Bringing home a new puppy can be one of the most exciting days of your life. It’s almost like being a parent as you mark the milestones of housebreaking, obedience training, and the end of the chewing that cost three pairs of shoes and the phone charger.
There are some things that puppies don’t outgrow, however, like the need to burn off energy. And since not everyone has a large yard or time for walks, the community dog park can be indispensable in keeping your canine companion happy and well-adjusted.
If you’re new to the dog park scene, it’s important to remember that these are public spaces, and as with any park, following both written and unwritten rules can make the experience positive for both you and other pet owners.
Make sure your dog is current on vaccinations, worming and flea control
Some parks require proof of vaccination, but most parks operate on an honor system. Parvo is especially virulent, and in some instances, dog parks have been shut down due to the virus, which can live in the soil for six months to a year. And remember, your puppy should have all the required boosters before coming to the dog park, along with boosters for distemper, parainfluenza, leptospirosis, and kennel cough.
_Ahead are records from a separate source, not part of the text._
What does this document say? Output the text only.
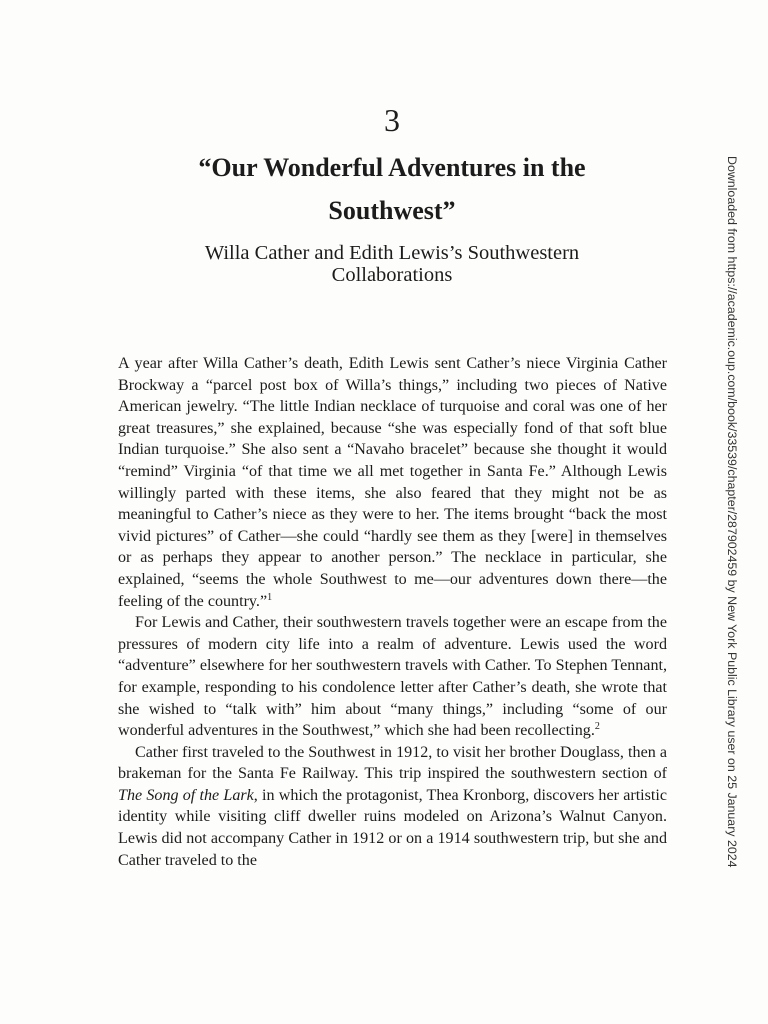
3
“Our Wonderful Adventures in the Southwest”
Willa Cather and Edith Lewis’s Southwestern Collaborations

A year after Willa Cather’s death, Edith Lewis sent Cather’s niece Virginia Cather Brockway a “parcel post box of Willa’s things,” including two pieces of Native American jewelry. “The little Indian necklace of turquoise and coral was one of her great treasures,” she explained, because “she was especially fond of that soft blue Indian turquoise.” She also sent a “Navaho bracelet” because she thought it would “remind” Virginia “of that time we all met together in Santa Fe.” Although Lewis willingly parted with these items, she also feared that they might not be as meaningful to Cather’s niece as they were to her. The items brought “back the most vivid pictures” of Cather—she could “hardly see them as they [were] in themselves or as perhaps they appear to another person.” The necklace in particular, she explained, “seems the whole Southwest to me—our adventures down there—the feeling of the country.”$^1$

For Lewis and Cather, their southwestern travels together were an escape from the pressures of modern city life into a realm of adventure. Lewis used the word “adventure” elsewhere for her southwestern travels with Cather. To Stephen Tennant, for example, responding to his condolence letter after Cather’s death, she wrote that she wished to “talk with” him about “many things,” including “some of our wonderful adventures in the Southwest,” which she had been recollecting.$^2$

Cather first traveled to the Southwest in 1912, to visit her brother Douglass, then a brakeman for the Santa Fe Railway. This trip inspired the southwestern section of The Song of the Lark, in which the protagonist, Thea Kronborg, discovers her artistic identity while visiting cliff dweller ruins modeled on Arizona’s Walnut Canyon. Lewis did not accompany Cather in 1912 or on a 1914 southwestern trip, but she and Cather traveled to the	Downloaded from https://academic.oup.com/book/33539/chapter/287902459 by New York Public Library user on 25 January 2024
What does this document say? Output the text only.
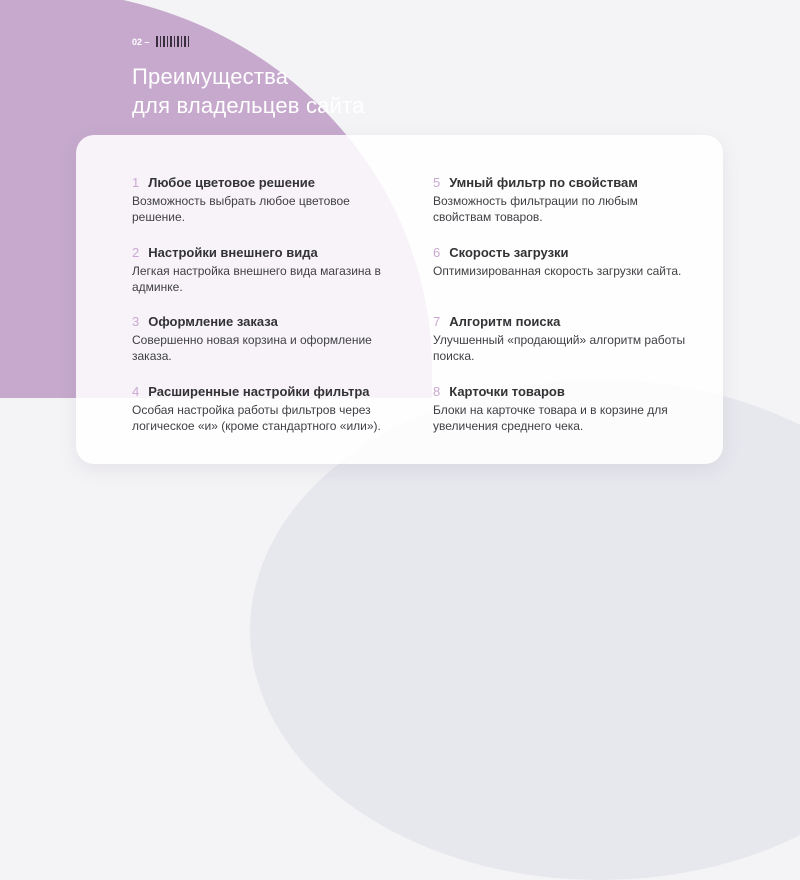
02 –
Преимущества
для владельцев сайта
1 Любое цветовое решение
Возможность выбрать любое цветовое решение.
2 Настройки внешнего вида
Легкая настройка внешнего вида магазина в админке.
3 Оформление заказа
Совершенно новая корзина и оформление заказа.
4 Расширенные настройки фильтра
Особая настройка работы фильтров через логическое «и» (кроме стандартного «или»).
5 Умный фильтр по свойствам
Возможность фильтрации по любым свойствам товаров.
6 Скорость загрузки
Оптимизированная скорость загрузки сайта.
7 Алгоритм поиска
Улучшенный «продающий» алгоритм работы поиска.
8 Карточки товаров
Блоки на карточке товара и в корзине для увеличения среднего чека.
Internal parasites, ticks, and fleas are also a concern, so protect your pet with a monthly preventative before exposing your dog to his new playmates.
Pick up after your dog
Even if your dog’s poop is parasite free, pick it up anyway. Some parks provide pick-up bags, but if yours doesn’t, bring your own. No one wants to come home with poop on their shoes.
Know your dog, and keep it in control
Some dogs are calm, some are aggressive. Some dogs are submissive, some dogs are dominant. If your dog lacks social skills, likes humping other dogs to show dominance, or has an aggressive method of play, it is up to YOU to make sure he doesn’t ruin the experience for other dogs. Allowing your dog to chase, hump or roll another dog is not only rude but can ruin the dog park experience for other visitors. Makes sure you have recall control over your dog before going to the dog park, so if your dog interacts negatively with others, you can call it back to you. It is not a good idea to keep a dog on a leash in the free-play area, as dogs can get tripped up in your dog’s leash. You should be able to control your dog with verbal commands.
Respect size restrictions
The small dog portion of the park means just that, so letting your 50-lb. pooch run with Chiweenies and Yorkies is not only poor form, but potentially dangerous if the larger dog gets rough. Yes, you may feel your dog is safer playing with the little guys, but it may not be safer for them, and rules dividing the dog park into areas for small and large dogs are there for a reason.
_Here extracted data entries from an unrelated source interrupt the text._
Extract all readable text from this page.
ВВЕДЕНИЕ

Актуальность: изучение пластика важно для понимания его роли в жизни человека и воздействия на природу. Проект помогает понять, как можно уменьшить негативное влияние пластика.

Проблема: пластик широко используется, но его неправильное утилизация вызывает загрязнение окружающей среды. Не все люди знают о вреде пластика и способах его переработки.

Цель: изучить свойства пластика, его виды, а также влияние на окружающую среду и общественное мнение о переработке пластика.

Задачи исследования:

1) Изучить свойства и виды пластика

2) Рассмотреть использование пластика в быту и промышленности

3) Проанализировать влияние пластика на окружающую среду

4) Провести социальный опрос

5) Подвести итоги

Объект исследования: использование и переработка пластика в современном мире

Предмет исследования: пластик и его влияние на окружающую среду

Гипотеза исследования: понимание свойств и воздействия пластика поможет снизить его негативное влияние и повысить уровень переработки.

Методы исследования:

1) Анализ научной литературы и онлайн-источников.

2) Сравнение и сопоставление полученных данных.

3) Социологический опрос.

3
Don’t bring females in-heat to play
This should be self-explanatory, but sometimes owners fail to realize how dangerous a dog park can become when someone brings a bitch in heat into a setting with three or four intact males. Most parks don’t require visiting dogs be spayed or neutered, and males can get into terrible fights when a female in season is introduced to the mix. If you have a female you’re intending to breed, you need to be mindful of her heat cycles, and keep her away from the dog park when she’s in her fertile period.
Supervise your dog at all times
In the age of smartphones, it’s easy to just let your dogs run around while we check our Facebook, Instagram, or email. But while you’re at the dog park, it’s your responsibility to be vigilant so you can make sure your dog isn’t bullying, being bullied, or being possessive of its toy, or the toy of another dog. So turn off the phone and be vigilant in monitoring your dog’s behavior.
The park is not a place to teach your dog to socialize
If your dog has aggression or socialization issues, the dog park is NOT the place to work these out. That should be left to the venue of an experienced trainer, who may or may not employ other dogs in the training. It’s not just bad manners to expose a dog with resource guarding issues or an attack history to your neighbor’s pets, it could lead to injury for both humans and their dogs.